Here’s what you should know about MERS — and why people around the world are watching it so closely.
There have been a minimum of 536 MERS cases and 145 deaths. That doesn’t seem like a lot, but the vast majority have been reported since April:
The numbers reported on the more frequently updated MERS Corona Map are 594 infections and 178 deaths, though not all of those have been confirmed by international health organisations. The largest cluster of cases by far is in Saudi Arabia, with another large cluster in the United Arab Emirites.
MERS is spreading from its hub in the Arabian Peninsula.
The presence of MERS has now been confirmed in Jordan, Kuwait, Oman, Qatar, Saudi Arabia, the United Arab Emirates, France, Germany, Greece, Italy, the United Kingdom, Tunisia, Malaysia and the Philippines.
Just recently, the Netherlands and the United States joined this unfortunately growing list.
The CDC is taking note of the major points of entry for travellers coming from Saudi Arabia and the United Arab Emirates:
The CDC is even posting travel guidance at some airports:
The World Health Organisation is on high alert — but decided not to declare an international emergency.

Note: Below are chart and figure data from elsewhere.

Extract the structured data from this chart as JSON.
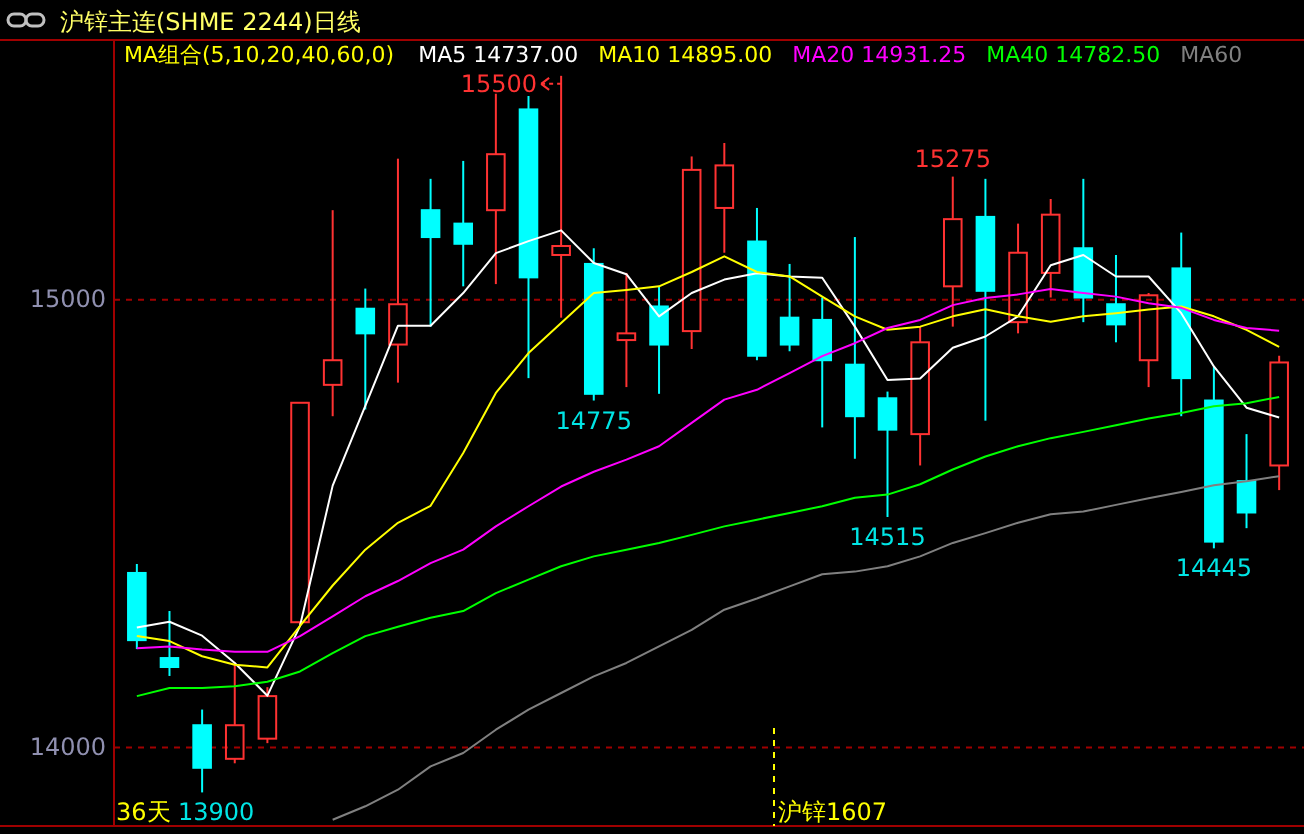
{
  "chart_data": {
    "type": "candlestick",
    "title": "沪锌主连(SHME 2244)日线",
    "legend_title": "MA组合(5,10,20,40,60,0)",
    "legend": "top",
    "categories": [
      null,
      null,
      null,
      null,
      null,
      null,
      null,
      null,
      null,
      null,
      null,
      null,
      null,
      null,
      null,
      null,
      null,
      null,
      null,
      null,
      null,
      null,
      null,
      null,
      null,
      null,
      null,
      null,
      null,
      null,
      null,
      null,
      null,
      null,
      null,
      null
    ],
    "ohlc": [
      [
        14390,
        14410,
        14220,
        14240
      ],
      [
        14200,
        14305,
        14160,
        14180
      ],
      [
        14050,
        14085,
        13900,
        13955
      ],
      [
        13975,
        14190,
        13965,
        14050
      ],
      [
        14020,
        14135,
        14010,
        14115
      ],
      [
        14280,
        14770,
        14275,
        14770
      ],
      [
        14810,
        15200,
        14740,
        14865
      ],
      [
        14980,
        15025,
        14755,
        14925
      ],
      [
        14900,
        15315,
        14815,
        14990
      ],
      [
        15200,
        15270,
        14940,
        15140
      ],
      [
        15170,
        15310,
        15030,
        15125
      ],
      [
        15200,
        15460,
        15035,
        15325
      ],
      [
        15425,
        15455,
        14825,
        15050
      ],
      [
        15100,
        15500,
        14960,
        15120
      ],
      [
        15080,
        15115,
        14775,
        14790
      ],
      [
        14910,
        15060,
        14805,
        14925
      ],
      [
        14985,
        15030,
        14790,
        14900
      ],
      [
        14930,
        15320,
        14890,
        15290
      ],
      [
        15205,
        15350,
        15105,
        15300
      ],
      [
        15130,
        15205,
        14865,
        14875
      ],
      [
        14960,
        15080,
        14885,
        14900
      ],
      [
        14955,
        15005,
        14715,
        14865
      ],
      [
        14855,
        15140,
        14645,
        14740
      ],
      [
        14780,
        14795,
        14515,
        14710
      ],
      [
        14700,
        14940,
        14630,
        14905
      ],
      [
        15030,
        15275,
        14940,
        15180
      ],
      [
        15185,
        15270,
        14730,
        15020
      ],
      [
        14950,
        15170,
        14925,
        15105
      ],
      [
        15060,
        15225,
        15005,
        15190
      ],
      [
        15115,
        15270,
        14950,
        15005
      ],
      [
        14990,
        15100,
        14905,
        14945
      ],
      [
        14865,
        15015,
        14805,
        15010
      ],
      [
        15070,
        15150,
        14740,
        14825
      ],
      [
        14775,
        14850,
        14445,
        14460
      ],
      [
        14595,
        14700,
        14490,
        14525
      ],
      [
        14630,
        14875,
        14575,
        14860
      ]
    ],
    "colors": [
      "#00ffff",
      "#00ffff",
      "#00ffff",
      "#ff3232",
      "#ff3232",
      "#ff3232",
      "#ff3232",
      "#00ffff",
      "#ff3232",
      "#00ffff",
      "#00ffff",
      "#ff3232",
      "#00ffff",
      "#ff3232",
      "#00ffff",
      "#ff3232",
      "#00ffff",
      "#ff3232",
      "#ff3232",
      "#00ffff",
      "#00ffff",
      "#00ffff",
      "#00ffff",
      "#00ffff",
      "#ff3232",
      "#ff3232",
      "#00ffff",
      "#ff3232",
      "#ff3232",
      "#00ffff",
      "#00ffff",
      "#ff3232",
      "#00ffff",
      "#00ffff",
      "#00ffff",
      "#ff3232"
    ],
    "series": [
      {
        "type": "line",
        "name": "MA5 14737.00",
        "color": "#ffffff",
        "values": [
          14268,
          14281,
          14250,
          14189,
          14116,
          14272,
          14585,
          14763,
          14942,
          14942,
          15015,
          15104,
          15131,
          15155,
          15082,
          15057,
          14963,
          15015,
          15045,
          15059,
          15052,
          15049,
          14940,
          14821,
          14824,
          14893,
          14918,
          14963,
          15077,
          15100,
          15052,
          15052,
          14970,
          14851,
          14759,
          14737
        ]
      },
      {
        "type": "line",
        "name": "MA10 14895.00",
        "color": "#ffff00",
        "values": [
          14249,
          14238,
          14204,
          14185,
          14179,
          14272,
          14362,
          14442,
          14502,
          14540,
          14658,
          14792,
          14881,
          14948,
          15015,
          15022,
          15030,
          15062,
          15097,
          15062,
          15052,
          15007,
          14963,
          14933,
          14940,
          14963,
          14979,
          14963,
          14951,
          14963,
          14970,
          14978,
          14985,
          14963,
          14933,
          14895
        ]
      },
      {
        "type": "line",
        "name": "MA20 14931.25",
        "color": "#ff00ff",
        "values": [
          14222,
          14226,
          14219,
          14214,
          14214,
          14249,
          14293,
          14338,
          14372,
          14412,
          14442,
          14494,
          14539,
          14583,
          14616,
          14643,
          14673,
          14725,
          14777,
          14799,
          14836,
          14874,
          14903,
          14937,
          14955,
          14988,
          15004,
          15012,
          15024,
          15015,
          15007,
          14992,
          14982,
          14955,
          14937,
          14931
        ]
      },
      {
        "type": "line",
        "name": "MA40 14782.50",
        "color": "#00ff00",
        "values": [
          14115,
          14133,
          14133,
          14137,
          14147,
          14170,
          14211,
          14249,
          14270,
          14290,
          14305,
          14345,
          14375,
          14405,
          14427,
          14442,
          14457,
          14475,
          14494,
          14509,
          14524,
          14539,
          14558,
          14565,
          14588,
          14621,
          14650,
          14673,
          14691,
          14705,
          14720,
          14735,
          14747,
          14762,
          14769,
          14783
        ]
      },
      {
        "type": "line",
        "name": "MA60",
        "color": "#808080",
        "values": [
          null,
          null,
          null,
          null,
          null,
          null,
          13839,
          13869,
          13906,
          13958,
          13988,
          14040,
          14085,
          14122,
          14159,
          14189,
          14226,
          14263,
          14308,
          14333,
          14360,
          14387,
          14393,
          14405,
          14427,
          14457,
          14479,
          14502,
          14521,
          14527,
          14542,
          14557,
          14571,
          14586,
          14595,
          14606
        ]
      }
    ],
    "ylim": [
      13825,
      15580
    ],
    "yticks": [
      14000,
      15000
    ],
    "grid": "y",
    "annotations": [
      "15500",
      {
        "text": "15275",
        "y": 15275
      },
      {
        "text": "14775",
        "y": 14775
      },
      {
        "text": "14515",
        "y": 14515
      },
      {
        "text": "14445",
        "y": 14445
      },
      "13900",
      "36天",
      "沪锌1607"
    ]
  }
}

“The seriousness of the situation [has] increased in terms of public health impact, but… there is no evidence of sustained human-to-human transmission,” a WHO committee concluded. “The conditions for a Public Health Emergency of International Concern have not yet been met.”
While there’s no international emergency, the WHO underscored the seriousness of the situation and urged countries to implement better infection control procedures:
However, the Committee emphasised that its concern about the situation had significantly increased. Their concerns centred on the recent sharp rise in cases; systemic weaknesses in infection prevention and control, as well as gaps in critical information; and possible exportation of cases to especially vulnerable countries.
MERS is very deadly — but so far not contagious enough to trigger a pandemic.
Overall, about 30% of people infected with MERS have died. SARS, meanwhile, killed fewer than 10% of the estimated 8,000 people infected, though MERS has appeared to be easier than SARS to contain and fight off (for healthy people).
So far, MERS seems to only be transferrable when people — generally healthcare workers or family members — have very close contact with an infected person. There’s no evidence yet that the virus can be passed along via casual contact.
“While MERS is a bad actor, it is no SARS and most likely will not cause a pandemic,” writes microbiologist Jason Tetro at Popular Science.